Culture\Music and Theater

Festive flair

By Chen Jie | China Daily | Updated: 2017-01-26 07:36

Festive flair

The Beijing Symphony Orchestra, under the baton of Tang Muhai (center), will tour the United States and Canada in February.[Photo provided to China Daily]

The Beijing Symphony Orchestra will tour North America to celebrate Spring Festival with a mix of Eastern and Western compositions, Chen Jie reports.

The Beijing Symphony Orchestra will tour North America in February to present Spring Festival concerts.

Under the baton of conductor Tang Muhai, the orchestra will combine works of the East and West. They will be performed at the Kennedy Center for the Performing Arts in Washington on Feb 6, the Sony Center for the Performing Arts in Toronto on Feb 9 and the National Arts Center in Ottawa on Feb 12.

In the United States, the first half will include Chinese composer Chen Qigang's L'eloingement (Go to the West) for string orchestra, Chinese composer Huang Ruo's Oboe Concerto and an orchestral piece adapted from the Peking Opera classic The Drunken Concubine.

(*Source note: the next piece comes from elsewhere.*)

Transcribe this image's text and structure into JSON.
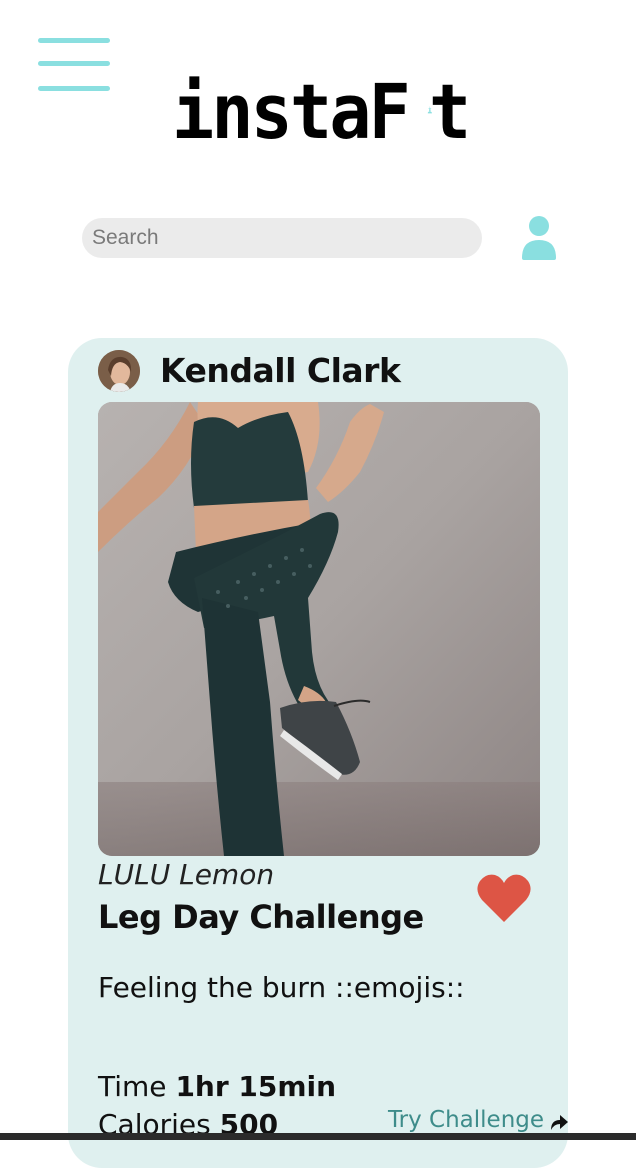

Chen's piece is based on a folk tune popular in northern China that tells the story of a large number of people who went abroad to make a living from the 17th to the early 20th centuries.

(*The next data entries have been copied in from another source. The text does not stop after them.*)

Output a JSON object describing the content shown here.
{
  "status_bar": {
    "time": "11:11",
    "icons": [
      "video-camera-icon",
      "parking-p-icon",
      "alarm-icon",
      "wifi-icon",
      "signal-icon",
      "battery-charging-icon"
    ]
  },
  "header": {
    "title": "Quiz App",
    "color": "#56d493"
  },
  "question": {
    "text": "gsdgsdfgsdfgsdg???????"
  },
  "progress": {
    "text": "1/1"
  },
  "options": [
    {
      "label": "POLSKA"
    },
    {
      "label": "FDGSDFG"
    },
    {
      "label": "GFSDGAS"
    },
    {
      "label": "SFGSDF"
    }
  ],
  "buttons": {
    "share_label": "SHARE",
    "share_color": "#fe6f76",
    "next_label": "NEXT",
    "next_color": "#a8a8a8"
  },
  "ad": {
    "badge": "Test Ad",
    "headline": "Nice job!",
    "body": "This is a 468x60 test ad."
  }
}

Chen also wrote the piece to mark the 20th anniversary of his departure from China to study under the late French composer Olivier Messiaen in Paris.

He learned Western classical music techniques but never forgot Chinese tunes. Chen once described himself as "a Chinese tree replanted in France".

Originally, he had planned to use erhu, a two-stringed traditional Chinese instrument, which usually produces melancholic sounds. But when he started, he found even that could not fully express his feelings, so he switched course and began to compose for string orchestras. But Chen continues to use folk tunes in his orchestral work.

The piece L'eloingement, created using a computer in 2004, proved to be a turning point in his career.

"I like the composing software because it speeds up my work and saves me time and energy," he says. "It also forced me to change my old, fixed ways of thinking and composing. I tried to imagine music while looking at the computer screen. And I don't write on paper with a pen any longer."